Со дня памятного бегства влюбленных прошло полгода. То было время их по-настоящему совместной жизни, время, в чем-то, несомненно, счастливое и бесконечно трудное даже для Джека, а тем более для нежной, ничего еще в жизни не испытавшей девушки из пансиона. Надежно укрываемая крепкими стенами, она разом разрушила их и теперь должна была идти по нелегкому пути, глядя в лицо всему тому, что сама избрала, не ведая, как примет ее новый мир и чем отзовется расставанье со старым.

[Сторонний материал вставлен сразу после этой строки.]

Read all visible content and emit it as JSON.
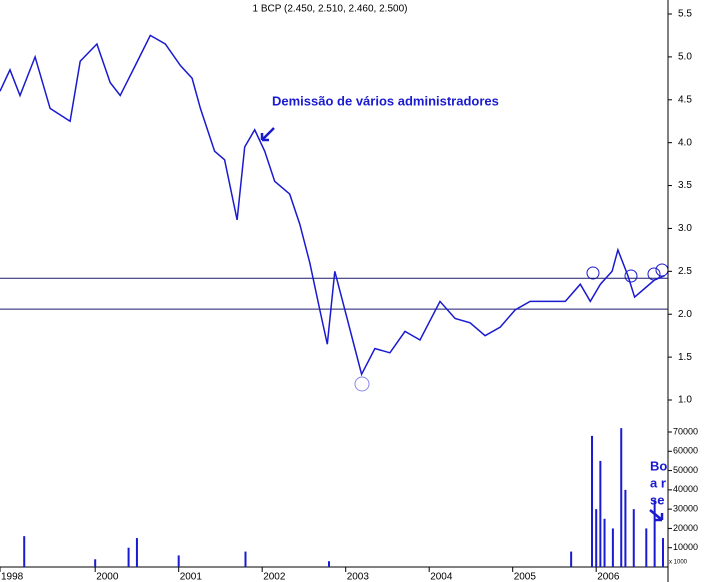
{
  "chart_data": [
    {
      "type": "line",
      "title": "1 BCP (2.450, 2.510, 2.460, 2.500)",
      "annotation": "Demissão de vários administradores",
      "side_note": [
        "Bo",
        "a r",
        "se"
      ],
      "color": "#1a1ad0",
      "series": [
        {
          "name": "BCP",
          "color": "#1a1ad0",
          "x": [
            1998.86,
            1998.98,
            1999.1,
            1999.28,
            1999.46,
            1999.7,
            1999.82,
            2000.02,
            2000.18,
            2000.3,
            2000.48,
            2000.66,
            2000.84,
            2001.02,
            2001.16,
            2001.26,
            2001.43,
            2001.55,
            2001.7,
            2001.79,
            2001.91,
            2002.03,
            2002.15,
            2002.33,
            2002.45,
            2002.57,
            2002.69,
            2002.78,
            2002.87,
            2002.99,
            2003.11,
            2003.19,
            2003.35,
            2003.53,
            2003.71,
            2003.89,
            2004.13,
            2004.31,
            2004.49,
            2004.67,
            2004.85,
            2005.03,
            2005.21,
            2005.45,
            2005.63,
            2005.81,
            2005.93,
            2006.05,
            2006.19,
            2006.26,
            2006.38,
            2006.46,
            2006.58,
            2006.7,
            2006.82
          ],
          "values": [
            4.6,
            4.85,
            4.55,
            5.0,
            4.4,
            4.25,
            4.95,
            5.15,
            4.7,
            4.55,
            4.9,
            5.25,
            5.15,
            4.9,
            4.75,
            4.4,
            3.9,
            3.8,
            3.1,
            3.95,
            4.15,
            3.9,
            3.55,
            3.4,
            3.05,
            2.6,
            2.05,
            1.65,
            2.5,
            2.05,
            1.6,
            1.3,
            1.6,
            1.55,
            1.8,
            1.7,
            2.15,
            1.95,
            1.9,
            1.75,
            1.85,
            2.05,
            2.15,
            2.15,
            2.15,
            2.35,
            2.15,
            2.35,
            2.5,
            2.75,
            2.45,
            2.2,
            2.3,
            2.4,
            2.45
          ]
        }
      ],
      "hlines": [
        2.42,
        2.06
      ],
      "xlim": [
        1998.86,
        2006.86
      ],
      "xticks": [
        {
          "value": 1998.86,
          "label": "1998"
        },
        2000,
        2001,
        2002,
        2003,
        2004,
        2005,
        2006
      ],
      "ylim": [
        1.0,
        5.5
      ],
      "yticks": [
        {
          "value": 1,
          "label": "1.0"
        },
        1.5,
        {
          "value": 2,
          "label": "2.0"
        },
        2.5,
        {
          "value": 3,
          "label": "3.0"
        },
        3.5,
        {
          "value": 4,
          "label": "4.0"
        },
        4.5,
        {
          "value": 5,
          "label": "5.0"
        },
        5.5
      ]
    },
    {
      "type": "bar",
      "color": "#1a1ad0",
      "unit_label": "x 1000",
      "x": [
        1999.15,
        2000.0,
        2000.4,
        2000.5,
        2001.0,
        2001.8,
        2002.8,
        2005.7,
        2005.95,
        2006.0,
        2006.05,
        2006.1,
        2006.2,
        2006.3,
        2006.35,
        2006.45,
        2006.6,
        2006.7,
        2006.8
      ],
      "values": [
        16000,
        4000,
        10000,
        15000,
        6000,
        8000,
        3000,
        8000,
        68000,
        30000,
        55000,
        25000,
        20000,
        72000,
        40000,
        30000,
        20000,
        35000,
        15000
      ],
      "xlim": [
        1998.86,
        2006.86
      ],
      "ylim": [
        0,
        70000
      ],
      "yticks": [
        10000,
        20000,
        30000,
        40000,
        50000,
        60000,
        70000
      ]
    }
  ]
}
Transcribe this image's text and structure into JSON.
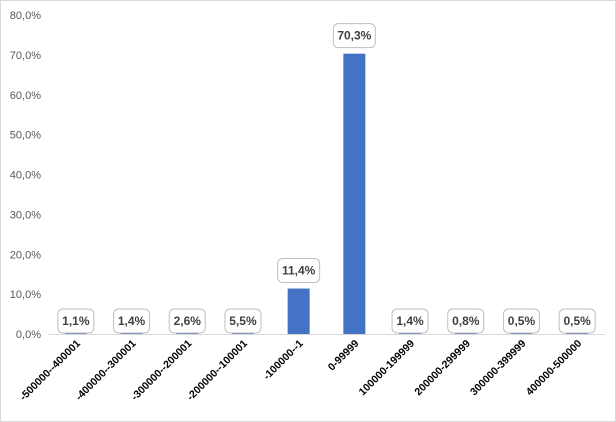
{
  "chart_data": {
    "type": "bar",
    "categories": [
      "-500000--400001",
      "-400000--300001",
      "-300000--200001",
      "-200000--100001",
      "-100000--1",
      "0-99999",
      "100000-199999",
      "200000-299999",
      "300000-399999",
      "400000-500000"
    ],
    "values": [
      1.1,
      1.4,
      2.6,
      5.5,
      11.4,
      70.3,
      1.4,
      0.8,
      0.5,
      0.5
    ],
    "data_labels": [
      "1,1%",
      "1,4%",
      "2,6%",
      "5,5%",
      "11,4%",
      "70,3%",
      "1,4%",
      "0,8%",
      "0,5%",
      "0,5%"
    ],
    "y_ticks": [
      "0,0%",
      "10,0%",
      "20,0%",
      "30,0%",
      "40,0%",
      "50,0%",
      "60,0%",
      "70,0%",
      "80,0%"
    ],
    "y_tick_values": [
      0,
      10,
      20,
      30,
      40,
      50,
      60,
      70,
      80
    ],
    "ylim": [
      0,
      80
    ],
    "title": "",
    "xlabel": "",
    "ylabel": "",
    "grid": false,
    "legend": "none",
    "bar_color": "#4472c4"
  }
}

По вечерам она стонала от боли в спине и ногах, бессильно сползая с седла, в котором провела день, днем задыхалась, обжигаемая солнцем, или дрожала от пронизывающего насквозь холодного ветра, утром плакала над пригоревшим на костре завтраком — и так все первое время их долгого путешествия, хотя Джек и старался, как мог, облегчить ей трудности походной жизни. Постепенно Агнесса со многим научилась справляться, и жизнь перестала казаться изматывающе тяжким бременем; как и во всем на свете, ей удалось познать наипростейшую истину: в этом мире немного найдется вещей, к которым человек не способен привыкнуть. Она вздохнула свободней, почувствовав вдруг вновь пробудившуюся жажду бесконечных открытий, любви, стремление к счастью еще более полному и совершенному, чем то, которое, возможно, ей и довелось испытать. Джек был с ней, и они с каждым днем все больше узнавали друг друга. Нужно отдать ему должное: во время путешествия он оберегал Агнессу, насколько это было возможно, был добр и внимателен к ней. Они не ссорились; Агнесса, пытаясь преодолеть разделяющее их внутреннее пространство, рассказывала Джеку обо всем, что знала сама, одновременно черпая в нем ту странно-магическую силу, которая в большей или меньшей степени побудила ее совершить шаг, столь резко изменивший жизнь.
Они стремились вперед и вперед, без конкретной цели; когда кончались деньги, Джек принимался искать работу, находил и бросал, едва появлялась возможность тронуться дальше; его постоянно преследовала мысль о том, что им с Агнессой всю жизнь придется вести существование простых тружеников, что он никогда не сумеет создать ей и себе мир, который пригрезился ему в тот вечер, когда Агнесса дала свое согласие на бегство. Судьба определила ему быть рабочей лошадью на поле жизни, лошадью, нелегким трудом добывающей себе пропитание: у него не было ничего, что позволило бы достичь большего, необходимого для рая Агнессы, для рая с Агнессой, которая, по его мнению, не была создана для того, чтобы проводить дни в тяжелой работе. Он любил Агнессу и не хотел ее потерять. И ради нее безумно стремился хоть чего-то в жизни добиться.